# Siebdruckvorlage erstellen



## Silesia (1. Juni 2011)

Hallo,

hab gerade das Forum durchforstet und fand leider keinen passenden Eintrag dazu und google gibt leider auch nicht viel her. 

Es geht darum, dass ich vor haben Stoffbahnen via Siebdruck bedrucken zu lassen. Ist das überhaupt mit Photoshop möglich oder muss ich die digitale Vorlage im Illustrator via Vektorgrafik erstellen? Bzw. kann mir wer mal so die grundsätzlichen Anforderungen dieser Grafiken erklären?

Herzlichen Dank im Voraus und lieben Gruß


----------



## smileyml (1. Juni 2011)

Hallo,
also eine Erstellung einer Siebdruckvorlage bzw. der Belichtungsvorlage ist sowohl in PS als auch in Ai möglich.

Die Anforderungen sind auch relativ einfach. Du benötigst einen möglichst scharfen (bezogen auf die Kanten) Schwarz-Weiß-Druck auf einem Transparentpapier um damit die Siebe zu belichten. Idealerweise mal eine Ausschnitt testdrucken und den Siebdrucker fragen, ob die Kanten und der Schwarzwert stimmt.
Natürlich benötigst du für jede Farbe ein neues Sieb.

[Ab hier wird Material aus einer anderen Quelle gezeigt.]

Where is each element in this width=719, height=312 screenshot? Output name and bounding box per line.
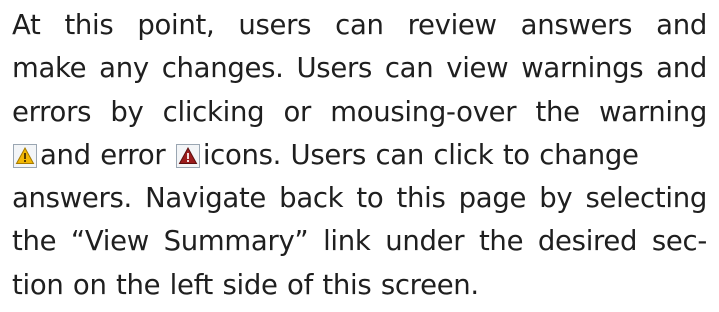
text-line-7: tion on the left side of this screen.	[12, 268, 479, 301]
instruction-paragraph: At this point, users can review answers …	[12, 4, 707, 307]
text-line-6: the “View Summary” link under the desire…	[12, 225, 707, 258]
text-line-4-part-1: and error	[40, 138, 166, 171]
text-line-4: and error icons. Users can click to chan…	[12, 134, 707, 177]
text-line-2: make any changes. Users can view warning…	[12, 52, 707, 85]
text-line-1: At this point, users can review answers …	[12, 9, 707, 41]
error-icon	[175, 143, 200, 168]
text-line-5: answers. Navigate back to this page by s…	[12, 182, 707, 215]
text-line-4-part-2: icons. Users can click to change	[202, 138, 639, 171]
document-page: At this point, users can review answers …	[0, 0, 719, 312]
text-line-3: errors by clicking or mousing-over the w…	[12, 95, 707, 128]
warning-icon	[13, 143, 37, 168]
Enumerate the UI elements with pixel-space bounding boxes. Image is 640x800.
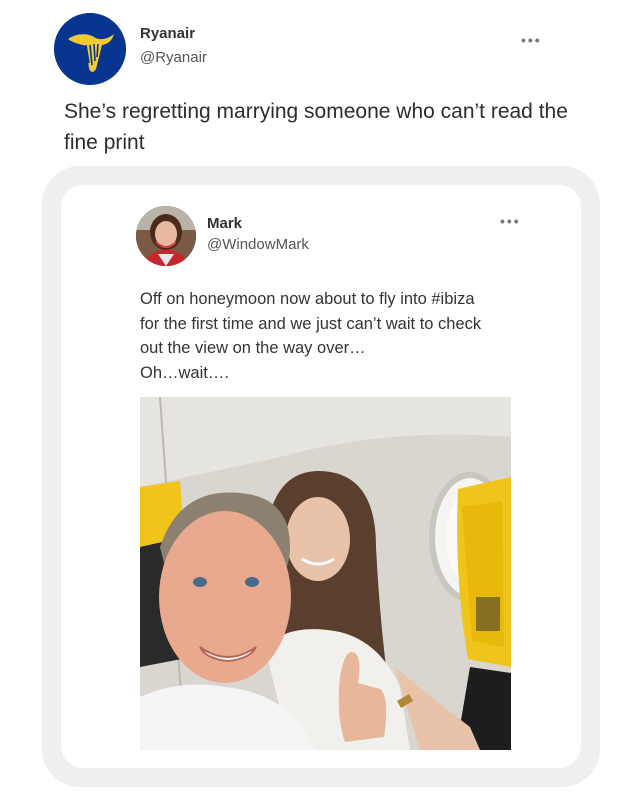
quoted-author-handle[interactable]: @WindowMark [207, 236, 309, 253]
ryanair-harp-logo-icon [54, 13, 126, 85]
quoted-author-avatar[interactable] [136, 206, 196, 266]
selfie-photo[interactable] [140, 397, 511, 750]
person-avatar-icon [136, 206, 196, 266]
airplane-selfie-image [140, 397, 511, 750]
ryanair-avatar[interactable] [54, 13, 126, 85]
quoted-tweet-text: Off on honeymoon now about to fly into #… [140, 287, 540, 385]
author-handle[interactable]: @Ryanair [140, 49, 207, 66]
more-options-icon[interactable]: ••• [521, 32, 542, 48]
tweet-text: She’s regretting marrying someone who ca… [64, 100, 568, 154]
quoted-text-line: out the view on the way over… [140, 339, 366, 357]
author-name[interactable]: Ryanair [140, 25, 195, 42]
quoted-more-options-icon[interactable]: ••• [500, 213, 521, 229]
quoted-text-line: Off on honeymoon now about to fly into #… [140, 290, 475, 308]
quoted-text-line: for the first time and we just can’t wai… [140, 314, 482, 333]
quoted-text-line: Oh…wait…. [140, 363, 229, 382]
quoted-author-name[interactable]: Mark [207, 215, 242, 232]
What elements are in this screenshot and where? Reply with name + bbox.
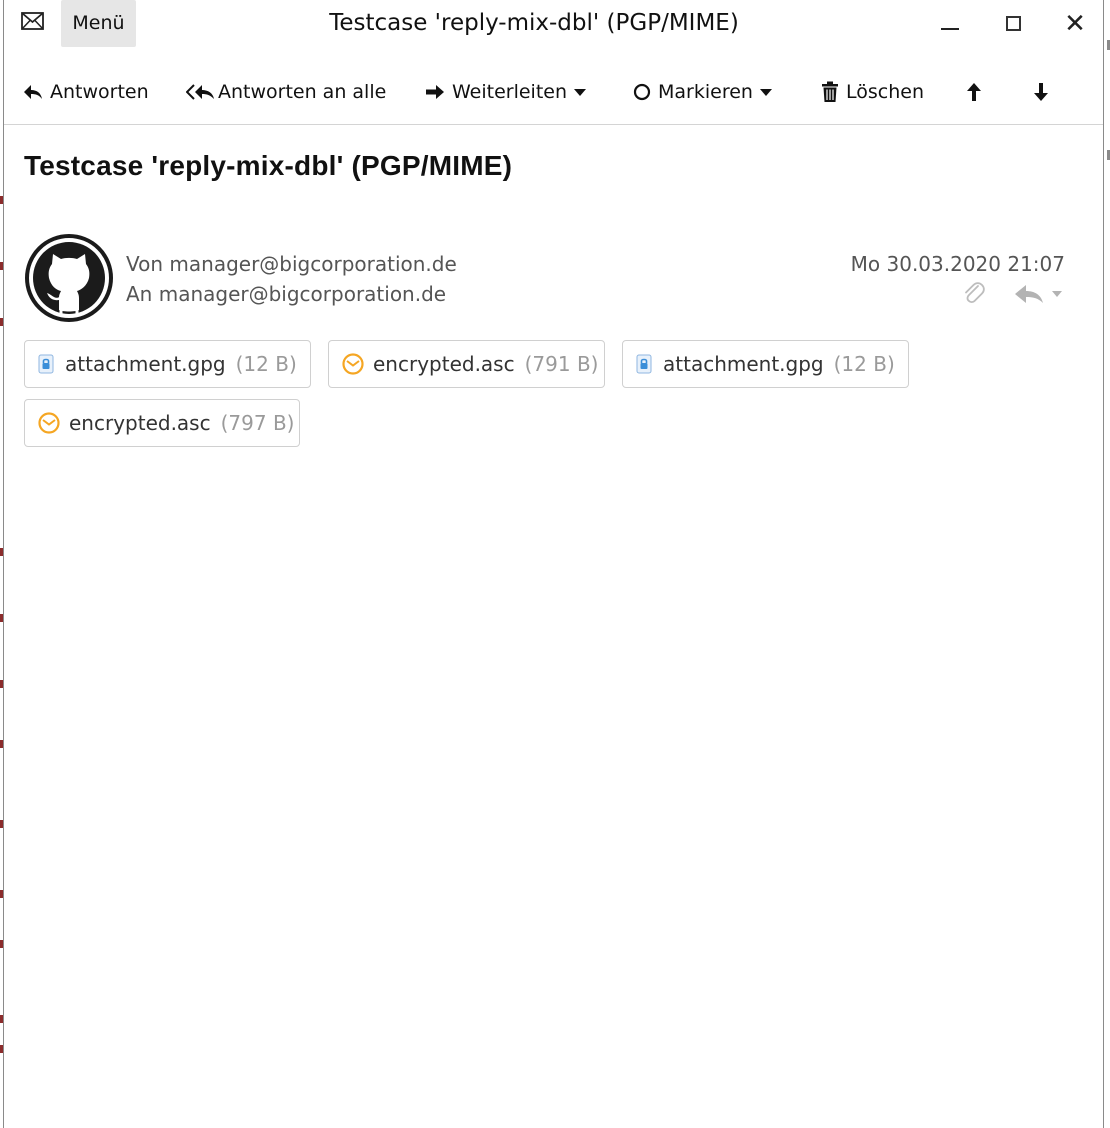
previous-message-button[interactable] (964, 62, 990, 122)
delete-button[interactable]: Löschen (820, 62, 924, 122)
attachment-name: encrypted.asc (69, 411, 211, 435)
menu-button[interactable]: Menü (61, 0, 136, 47)
circle-icon (633, 83, 651, 101)
close-icon: ✕ (1064, 8, 1086, 39)
attachment-item[interactable]: encrypted.asc (791 B) (328, 340, 605, 388)
window-title: Testcase 'reply-mix-dbl' (PGP/MIME) (329, 10, 739, 36)
attachment-size: (791 B) (524, 352, 599, 376)
attachment-name: attachment.gpg (65, 352, 226, 376)
chevron-down-icon (574, 88, 587, 96)
maximize-icon (1005, 16, 1021, 31)
paperclip-icon[interactable] (961, 280, 987, 306)
reply-all-button[interactable]: Antworten an alle (186, 62, 386, 122)
encrypted-mail-icon (38, 412, 60, 434)
next-message-button[interactable] (1031, 62, 1057, 122)
lock-icon (38, 354, 54, 374)
toolbar-divider (4, 124, 1103, 125)
from-address[interactable]: Von manager@bigcorporation.de (126, 252, 457, 276)
reply-label: Antworten (50, 81, 149, 103)
minimize-icon (941, 27, 959, 30)
arrow-up-icon (967, 83, 981, 101)
encrypted-mail-icon (342, 353, 364, 375)
message-date: Mo 30.03.2020 21:07 (850, 252, 1065, 276)
trash-icon (822, 81, 838, 102)
attachment-item[interactable]: encrypted.asc (797 B) (24, 399, 300, 447)
attachment-item[interactable]: attachment.gpg (12 B) (622, 340, 909, 388)
message-toolbar: Antworten Antworten an alle Weiterleiten… (4, 62, 1103, 122)
reply-icon[interactable] (1013, 283, 1047, 305)
forward-label: Weiterleiten (452, 81, 568, 103)
avatar[interactable] (25, 234, 113, 322)
delete-label: Löschen (846, 81, 924, 103)
reply-options-chevron-icon[interactable] (1052, 291, 1062, 297)
title-bar: Menü Testcase 'reply-mix-dbl' (PGP/MIME)… (4, 0, 1103, 50)
chevron-down-icon (759, 88, 772, 96)
attachment-size: (797 B) (220, 411, 295, 435)
forward-arrow-icon (426, 85, 444, 99)
to-address[interactable]: An manager@bigcorporation.de (126, 282, 446, 306)
maximize-button[interactable] (989, 0, 1037, 47)
attachment-name: encrypted.asc (373, 352, 515, 376)
attachment-size: (12 B) (833, 352, 895, 376)
attachment-item[interactable]: attachment.gpg (12 B) (24, 340, 311, 388)
reply-button[interactable]: Antworten (22, 62, 149, 122)
lock-icon (636, 354, 652, 374)
reply-all-label: Antworten an alle (218, 81, 387, 103)
arrow-down-icon (1034, 83, 1048, 101)
attachment-size: (12 B) (235, 352, 297, 376)
attachment-name: attachment.gpg (663, 352, 824, 376)
envelope-icon (21, 12, 44, 30)
reply-arrow-icon (24, 85, 42, 99)
close-button[interactable]: ✕ (1051, 0, 1099, 47)
mark-label: Markieren (658, 81, 753, 103)
message-subject: Testcase 'reply-mix-dbl' (PGP/MIME) (24, 150, 513, 181)
reply-all-arrow-icon (186, 84, 214, 100)
mark-button[interactable]: Markieren (632, 62, 772, 122)
forward-button[interactable]: Weiterleiten (424, 62, 587, 122)
minimize-button[interactable] (926, 0, 974, 47)
message-window: Menü Testcase 'reply-mix-dbl' (PGP/MIME)… (3, 0, 1104, 1128)
background-window-edge-right (1104, 0, 1110, 1128)
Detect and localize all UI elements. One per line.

Also soweit meine Erfahrungen, wenn man es klassisch selbst macht ohne professionelle Siebdruckmaschine. Andernfalls kann dir da der entsprechender Drucker (also die Person) weiterhelfen.
Hier noch ein kurzer Ablauf des Verfahrens - http://www.blase.de/eforia/programm/o.prg?pos=6.1&lan=de

Grüße Marco


----------



## Jan-Frederik Stieler (2. Juni 2011)

Hallo,


> Schwarz-Weiß-Druck auf einem Transparentpapier


 das stimmt nur wenn du selber Siebe erstellen willst, aber da du das ja drucken lässt erübrigt sich das.
Heutzutage wird auch im Siebdruck die Emulsion per Laser belichtet du benötigst also einfach eine digitale Vorlage wie beim Offstedruck. Worauf du bzw. der Drucker achten muss ist das sich die Rasterweite an dem Bedruckstoff orientiert.Heißt je grober dein Bedruckstoff desto größer müssen die Ratserpunkte sein.
Aber das wird ja in der Druckvorstuffe gemacht . Nur solltest du drandenken falls du etwas mit Rastereffekten machen willst.
Ansonsten sind auch 300 dpi mindestens nötig wie beim Offsetdruck.

Viele Grüße


----------



## Silesia (2. Juni 2011)

Vielen vieln Dank für die hilfreichen Antworten. Gott sei Dank funktioniert das auch im PS, denn AI ist nicht so mein Freund=). Für genauere Formate werde ich mich bei der Druckerei informieren, denn jede Druckerei verlangt andere Formate oder gibts da so ein Hauptformat welches im Siebdruck angewandt wird?


----------



## Jan-Frederik Stieler (2. Juni 2011)

Hi,
nein. Im Grunde ist die Vorstufe im Offset- und Siebdruck die gleiche.
Heißt PDF und Konsorten sind deine Freunde .

Grüße


----------



## Silesia (2. Juni 2011)

alright =) DANKEEEEE


----------



## smileyml (2. Juni 2011)

Jan-Frederik Stieler hat gesagt.:


> ...nur wenn du selber Siebe erstellen willst...



Und derweil macht das so einen Spaß und man freut sich noch viel mehr über die Ergebnisse 
Aber nicht jeder hat die Möglichkeit - an einer Uni/FH kann man sich aber mal erkundigen (evtl. auch VHS).

Grüße Marco


----------